Updated on July 3, 2012

Drop It !

No, don't drop the weight! That's the ticket to a shortened gym membership. The technique I'm referring to is the Drop Set method. I drop the weight on each successive set. For example, let's say I'm working biceps. I load the barbell to 100 pounds. (Man, am I strong?) Do the first set for 8 reps. Set the bar down and take off 10-15 pounds. At a commercial gym I can move down the barbell rack. (Running the rack, breakdowns, or descending sets). I perform another 8 reps and repeat the process until I can't go anymore. This is an exhausting and advanced technique because it is designed to totally fatigue the muscle in a relatively short amount of time. It's shock to the muscle and shouldn't be used all the time. I usually save this technique for when I've reached a plateau. I use it with compound exercises like presses and curls. It can be performed on weight machines but the "old timers" use "free weights".

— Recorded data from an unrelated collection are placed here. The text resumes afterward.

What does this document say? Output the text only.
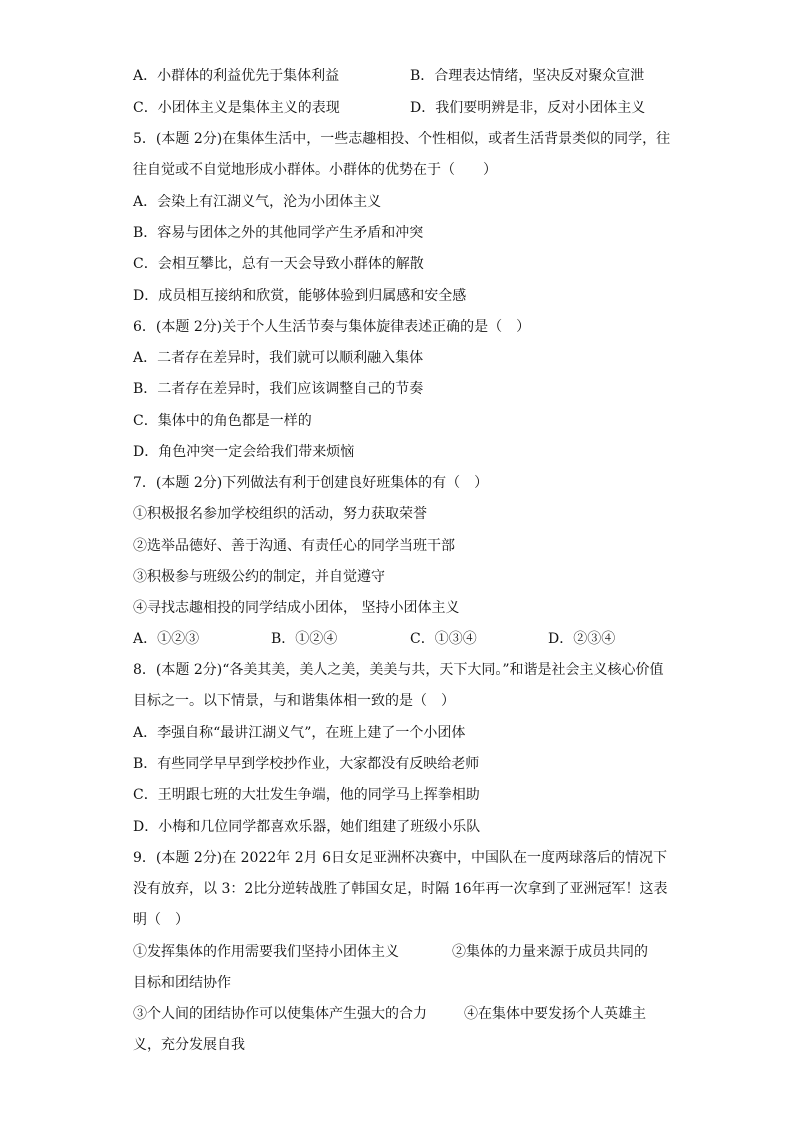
A．小群体的利益优先于集体利益	B．合理表达情绪，坚决反对聚众宣泄
C．小团体主义是集体主义的表现	D．我们要明辨是非，反对小团体主义
5．(本题 2分)在集体生活中，一些志趣相投、个性相似，或者生活背景类似的同学，往
往自觉或不自觉地形成小群体。小群体的优势在于（　　）
A．会染上有江湖义气，沦为小团体主义
B．容易与团体之外的其他同学产生矛盾和冲突
C．会相互攀比，总有一天会导致小群体的解散
D．成员相互接纳和欣赏，能够体验到归属感和安全感
6．(本题 2分)关于个人生活节奏与集体旋律表述正确的是（　）
A．二者存在差异时，我们就可以顺利融入集体
B．二者存在差异时，我们应该调整自己的节奏
C．集体中的角色都是一样的
D．角色冲突一定会给我们带来烦恼
7．(本题 2分)下列做法有利于创建良好班集体的有（　）
①积极报名参加学校组织的活动，努力获取荣誉
②选举品德好、善于沟通、有责任心的同学当班干部
③积极参与班级公约的制定，并自觉遵守
④寻找志趣相投的同学结成小团体， 坚持小团体主义
A．①②③	B．①②④	C．①③④	D．②③④
8．(本题 2分)“各美其美，美人之美，美美与共，天下大同。”和谐是社会主义核心价值
目标之一。以下情景，与和谐集体相一致的是（　）
A．李强自称“最讲江湖义气”，在班上建了一个小团体
B．有些同学早早到学校抄作业，大家都没有反映给老师
C．王明跟七班的大壮发生争端，他的同学马上挥拳相助
D．小梅和几位同学都喜欢乐器，她们组建了班级小乐队
9．(本题 2分)在 2022年 2月 6日女足亚洲杯决赛中，中国队在一度两球落后的情况下
没有放弃，以 3：2比分逆转战胜了韩国女足，时隔 16年再一次拿到了亚洲冠军！这表
明（　）
①发挥集体的作用需要我们坚持小团体主义	②集体的力量来源于成员共同的
目标和团结协作
③个人间的团结协作可以使集体产生强大的合力	④在集体中要发扬个人英雄主
义，充分发展自我
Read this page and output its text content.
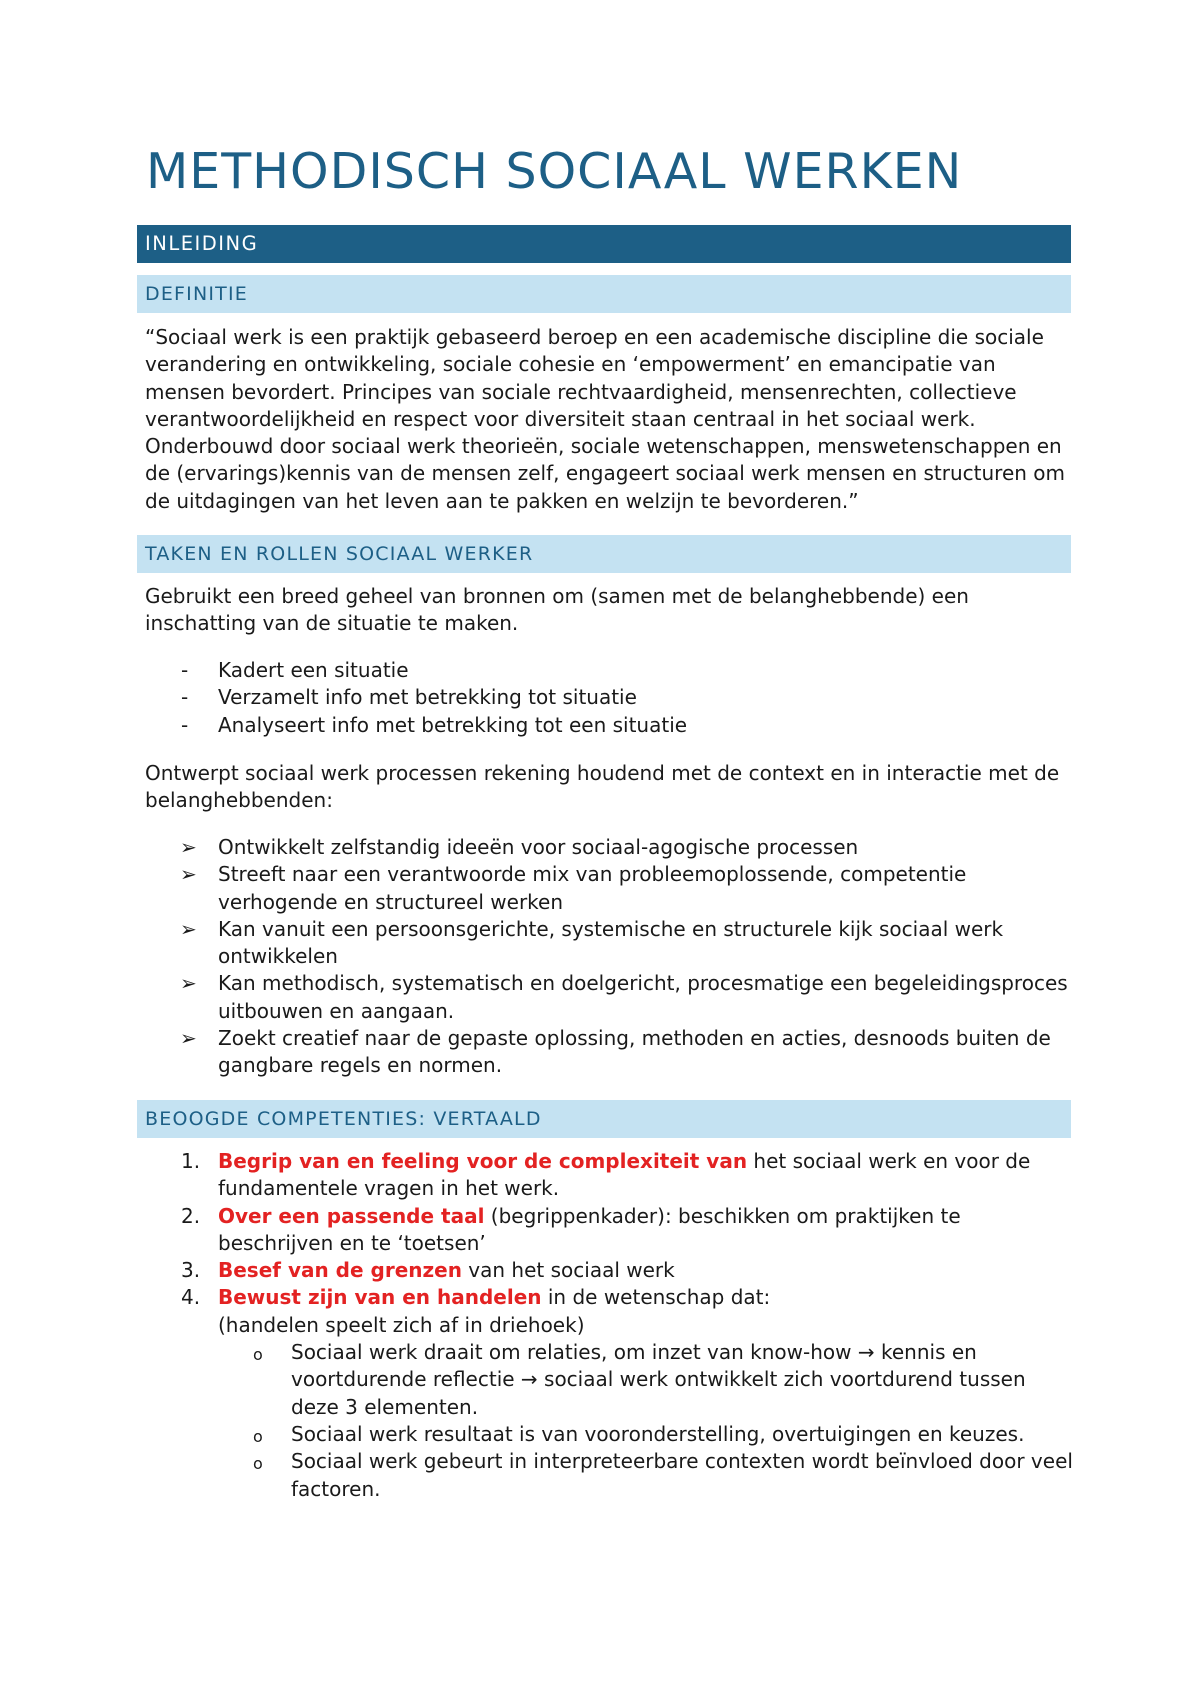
METHODISCH SOCIAAL WERKEN
INLEIDING
DEFINITIE

“Sociaal werk is een praktijk gebaseerd beroep en een academische discipline die sociale verandering en ontwikkeling, sociale cohesie en ‘empowerment’ en emancipatie van mensen bevordert. Principes van sociale rechtvaardigheid, mensenrechten, collectieve verantwoordelijkheid en respect voor diversiteit staan centraal in het sociaal werk. Onderbouwd door sociaal werk theorieën, sociale wetenschappen, menswetenschappen en de (ervarings)kennis van de mensen zelf, engageert sociaal werk mensen en structuren om de uitdagingen van het leven aan te pakken en welzijn te bevorderen.”

TAKEN EN ROLLEN SOCIAAL WERKER

Gebruikt een breed geheel van bronnen om (samen met de belanghebbende) een inschatting van de situatie te maken.

- Kadert een situatie
- Verzamelt info met betrekking tot situatie
- Analyseert info met betrekking tot een situatie

Ontwerpt sociaal werk processen rekening houdend met de context en in interactie met de belanghebbenden:

➢ Ontwikkelt zelfstandig ideeën voor sociaal-agogische processen
➢ Streeft naar een verantwoorde mix van probleemoplossende, competentie verhogende en structureel werken
➢ Kan vanuit een persoonsgerichte, systemische en structurele kijk sociaal werk ontwikkelen
➢ Kan methodisch, systematisch en doelgericht, procesmatige een begeleidingsproces uitbouwen en aangaan.
➢ Zoekt creatief naar de gepaste oplossing, methoden en acties, desnoods buiten de gangbare regels en normen.
BEOOGDE COMPETENTIES: VERTAALD
1. Begrip van en feeling voor de complexiteit van het sociaal werk en voor de fundamentele vragen in het werk.
2. Over een passende taal (begrippenkader): beschikken om praktijken te beschrijven en te ‘toetsen’
3. Besef van de grenzen van het sociaal werk
4. Bewust zijn van en handelen in de wetenschap dat:
(handelen speelt zich af in driehoek)
o Sociaal werk draait om relaties, om inzet van know-how → kennis en voortdurende reflectie → sociaal werk ontwikkelt zich voortdurend tussen deze 3 elementen.
o Sociaal werk resultaat is van vooronderstelling, overtuigingen en keuzes.
o Sociaal werk gebeurt in interpreteerbare contexten wordt beïnvloed door veel factoren.
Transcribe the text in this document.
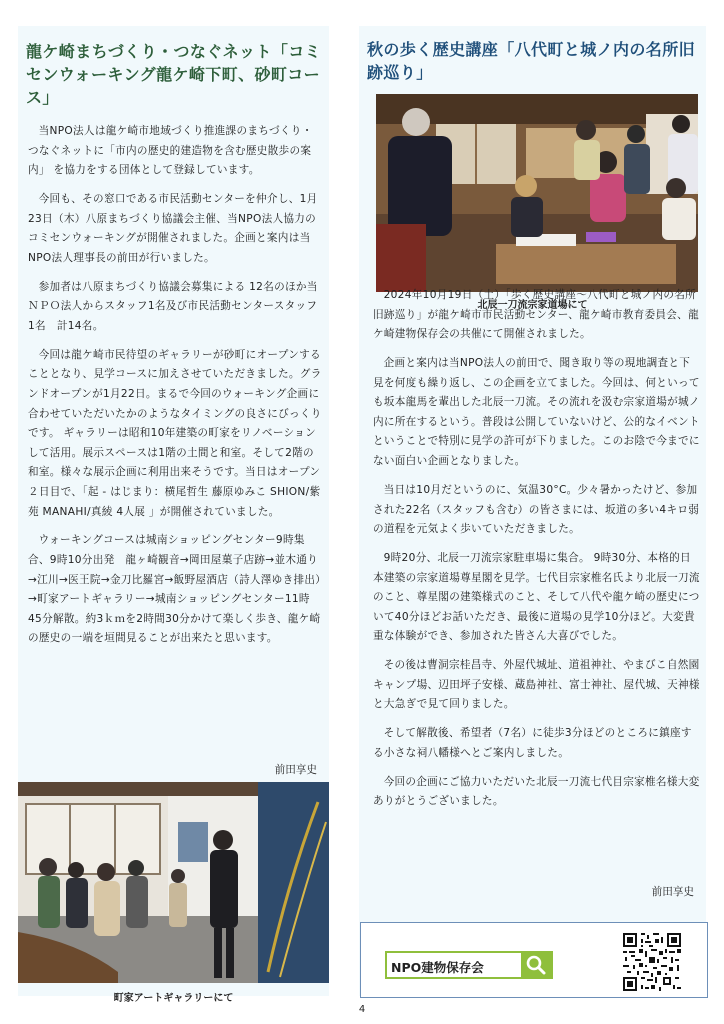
龍ケ崎まちづくり・つなぐネット「コミセンウォーキング龍ケ崎下町、砂町コース」

当NPO法人は龍ケ崎市地域づくり推進課のまちづくり・つなぐネットに「市内の歴史的建造物を含む歴史散歩の案内」 を協力をする団体として登録しています。

今回も、その窓口である市民活動センターを仲介し、1月23日（木）八原まちづくり協議会主催、当NPO法人協力のコミセンウォーキングが開催されました。企画と案内は当NPO法人理事長の前田が行いました。

参加者は八原まちづくり協議会募集による 12名のほか当ＮＰＯ法人からスタッフ1名及び市民活動センタースタッフ1名　計14名。

今回は龍ケ崎市民待望のギャラリーが砂町にオープンすることとなり、見学コースに加えさせていただきました。グランドオープンが1月22日。まるで今回のウォーキング企画に合わせていただいたかのようなタイミングの良さにびっくりです。 ギャラリーは昭和10年建築の町家をリノベーションして活用。展示スペースは1階の土間と和室。そして2階の和室。様々な展示企画に利用出来そうです。当日はオープン２日目で、「起 - はじまり：横尾哲生 藤原ゆみこ SHION/紫苑 MANAHI/真綾 4人展 」が開催されていました。

ウォーキングコースは城南ショッピングセンター9時集合、9時10分出発　龍ヶ崎観音→岡田屋菓子店跡→並木通り→江川→医王院→金刀比羅宮→飯野屋酒店（詩人澤ゆき排出）→町家アートギャラリー→城南ショッピングセンター11時45分解散。約3ｋｍを2時間30分かけて楽しく歩き、龍ケ崎の歴史の一端を垣間見ることが出来たと思います。

前田享史
町家アートギャラリーにて
秋の歩く歴史講座「八代町と城ノ内の名所旧跡巡り」
北辰一刀流宗家道場にて

2024年10月19日（土）「歩く歴史講座〜八代町と城ノ内の名所旧跡巡り」が龍ケ崎市市民活動センター、龍ケ崎市教育委員会、龍ケ崎建物保存会の共催にて開催されました。

企画と案内は当NPO法人の前田で、聞き取り等の現地調査と下見を何度も繰り返し、この企画を立てました。今回は、何といっても坂本龍馬を輩出した北辰一刀流。その流れを汲む宗家道場が城ノ内に所在するという。普段は公開していないけど、公的なイベントということで特別に見学の許可が下りました。このお陰で今までにない面白い企画となりました。

当日は10月だというのに、気温30°C。少々暑かったけど、参加された22名（スタッフも含む）の皆さまには、坂道の多い4キロ弱の道程を元気よく歩いていただきました。

9時20分、北辰一刀流宗家駐車場に集合。 9時30分、本格的日本建築の宗家道場尊星閣を見学。七代目宗家椎名氏より北辰一刀流のこと、尊星閣の建築様式のこと、そして八代や龍ケ崎の歴史について40分ほどお話いただき、最後に道場の見学10分ほど。大変貴重な体験ができ、参加された皆さん大喜びでした。

その後は曹洞宗桂昌寺、外屋代城址、道祖神社、やまびこ自然園キャンプ場、辺田坪子安様、蔵島神社、富士神社、屋代城、天神様と大急ぎで見て回りました。

そして解散後、希望者（7名）に徒歩3分ほどのところに鎮座する小さな祠八幡様へとご案内しました。

今回の企画にご協力いただいた北辰一刀流七代目宗家椎名様大変ありがとうございました。

前田享史
NPO建物保存会
4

I like doing drop sets after I've used Progressive Sets on a particular exercise. If I'm working chest my program would look something like this: (Add weight on each set.)

#1 Set Bench Press 1 x 12 repetitions

#2 Set Bench Press 1 x 10 repetitions

#3 Set Bench Press 1 x 8 repetitions

#4 Set Bench Press 1 x 6 repetitions



Followed by Drop Sets:

#5 Set D. Incline Press 1 x 8 repetitions (Drop 10 lb. next set)

#6 Set D. Incline Press 1 x 8 repetitions (Drop another 10 lbs.)

#7 Set D. Incline Press 1 x 8 repetitions (Repeat until failure to get reps)

Recent research (European Journal Applied Physiology 2008) has shown that a bodybuilder's muscle is primarily an abundance of fast-twitch fibers with capacity for power and endurance. The above program trains both components: progressive sets for power and drop sets for endurance.